Sentencing rulings today from the Sixth and Ninth Circuits provide more examples for why federal judges interested in a sound and comprehensible sentencing system should be more willing to migrate away from the diktats of the guidelines. 

From the Sixth Circuit in US v. Geerken, No.  06-3987 (6th Cir. Oct. 22, 2007) (available here), we learn about the distinctive math of the guidelines in which 204 still images and 49 videos adds up to 600 or more images of child pornography.  (As a Tom Lehrer fan, Geerken reminded me of two of his great songs, “New Math” and “Smut’).  In a similar guideline-centric mindset, the Ninth Circuit in US v. Rodriguez-Guzman, No. 06-10585 (9th Cir. Oct. 22, 2007) (available here), provides a lengthy tutorial on whether California’s particular definition of statutory rape qualifies as a “crime of violence” under the guidelines.

Meanwhile, the Ninth Circuit today also handed down US v. Rodriguez-Guzman, No. 06-30341 (9th Cir. Oct. 22, 2007) (available here).  Mercifully, that ruling manages in seven short paragraphs to provide a clear account of the reasonableness of a sentence based on the district court’s focus on the “defendant’s extensive criminal history and the need for deterrence.”
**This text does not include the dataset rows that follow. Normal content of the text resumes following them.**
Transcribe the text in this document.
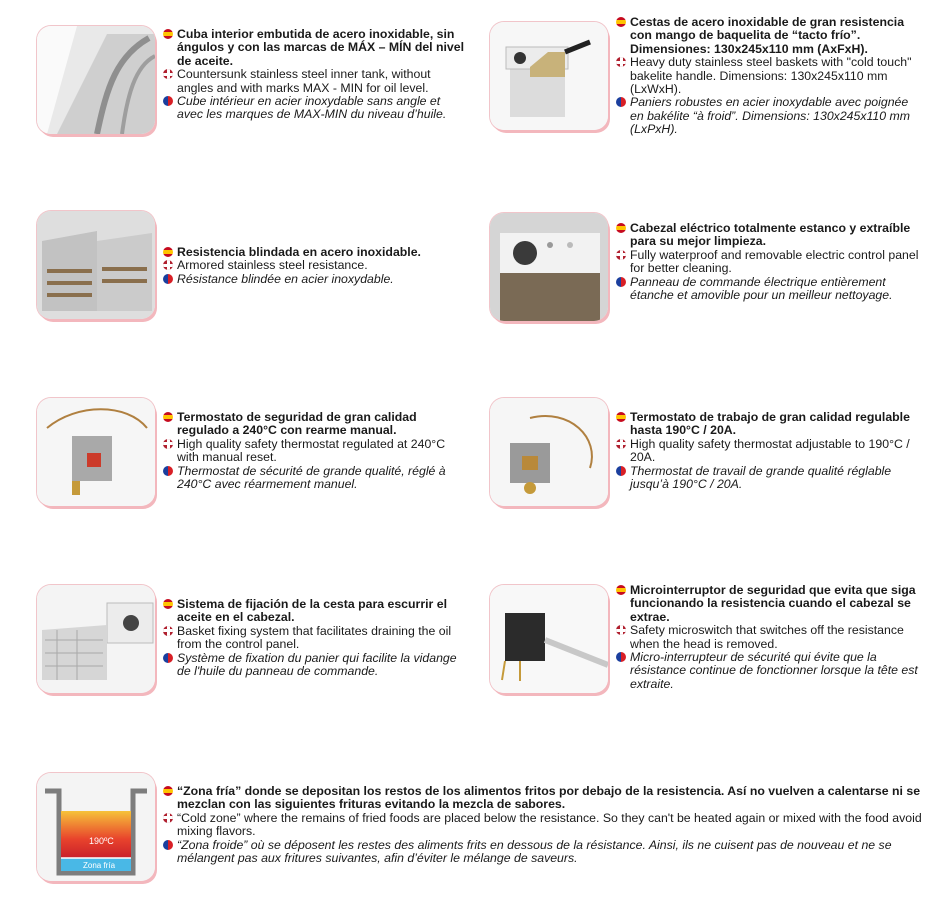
Cuba interior embutida de acero inoxidable, sin ángulos y con las marcas de MÁX – MÍN del nivel de aceite.

Countersunk stainless steel inner tank, without angles and with marks MAX - MIN for oil level.

Cube intérieur en acier inoxydable sans angle et avec les marques de MAX-MIN du niveau d’huile.

Cestas de acero inoxidable de gran resistencia con mango de baquelita de “tacto frío”. Dimensiones: 130x245x110 mm (AxFxH).

Heavy duty stainless steel baskets with "cold touch" bakelite handle. Dimensions: 130x245x110 mm (LxWxH).

Paniers robustes en acier inoxydable avec poignée en bakélite “à froid”. Dimensions: 130x245x110 mm (LxPxH).

Resistencia blindada en acero inoxidable.

Armored stainless steel resistance.

Résistance blindée en acier inoxydable.

Cabezal eléctrico totalmente estanco y extraíble para su mejor limpieza.

Fully waterproof and removable electric control panel for better cleaning.

Panneau de commande électrique entièrement étanche et amovible pour un meilleur nettoyage.

Termostato de seguridad de gran calidad regulado a 240°C con rearme manual.

High quality safety thermostat regulated at 240°C with manual reset.

Thermostat de sécurité de grande qualité, réglé à 240°C avec réarmement manuel.

Termostato de trabajo de gran calidad regulable hasta 190°C / 20A.

High quality safety thermostat adjustable to 190°C / 20A.

Thermostat de travail de grande qualité réglable jusqu’à 190°C / 20A.

Sistema de fijación de la cesta para escurrir el aceite en el cabezal.

Basket fixing system that facilitates draining the oil from the control panel.

Système de fixation du panier qui facilite la vidange de l'huile du panneau de commande.

Microinterruptor de seguridad que evita que siga funcionando la resistencia cuando el cabezal se extrae.

Safety microswitch that switches off the resistance when the head is removed.

Micro-interrupteur de sécurité qui évite que la résistance continue de fonctionner lorsque la tête est extraite.

190ºC
Zona fría

“Zona fría” donde se depositan los restos de los alimentos fritos por debajo de la resistencia. Así no vuelven a calentarse ni se mezclan con las siguientes frituras evitando la mezcla de sabores.

“Cold zone” where the remains of fried foods are placed below the resistance. So they can't be heated again or mixed with the food avoid mixing flavors.

“Zona froide” où se déposent les restes des aliments frits en dessous de la résistance. Ainsi, ils ne cuisent pas de nouveau et ne se mélangent pas aux fritures suivantes, afin d’éviter le mélange de saveurs.
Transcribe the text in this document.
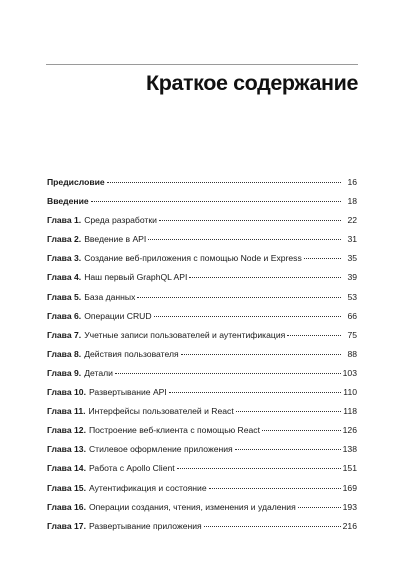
Краткое содержание
Предисловие	16
Введение	18
Глава 1. Среда разработки	22
Глава 2. Введение в API	31
Глава 3. Создание веб-приложения с помощью Node и Express	35
Глава 4. Наш первый GraphQL API	39
Глава 5. База данных	53
Глава 6. Операции CRUD	66
Глава 7. Учетные записи пользователей и аутентификация	75
Глава 8. Действия пользователя	88
Глава 9. Детали	103
Глава 10. Развертывание API	110
Глава 11. Интерфейсы пользователей и React	118
Глава 12. Построение веб-клиента с помощью React	126
Глава 13. Стилевое оформление приложения	138
Глава 14. Работа с Apollo Client	151
Глава 15. Аутентификация и состояние	169
Глава 16. Операции создания, чтения, изменения и удаления	193
Глава 17. Развертывание приложения	216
Reading these cases together, I cannot help but note the clarity and sensibility that can result from emphasizing the simple provisions of 3553(a), over the complex (and falsely precise) provisions of the guidelines.  Because of the interpretive complications that the guideline can produce, I expected and hoped we would see a slow migration away from the most opaque guideline diktats after Booker.  But now, almost three years afteer Booker, I see very little evidence of a migration away from guideline technicalities.  Perhaps the forthcoming rulings in Gall and Kimbrough will help the migration away from the guidelines, but I’m not holding my breath.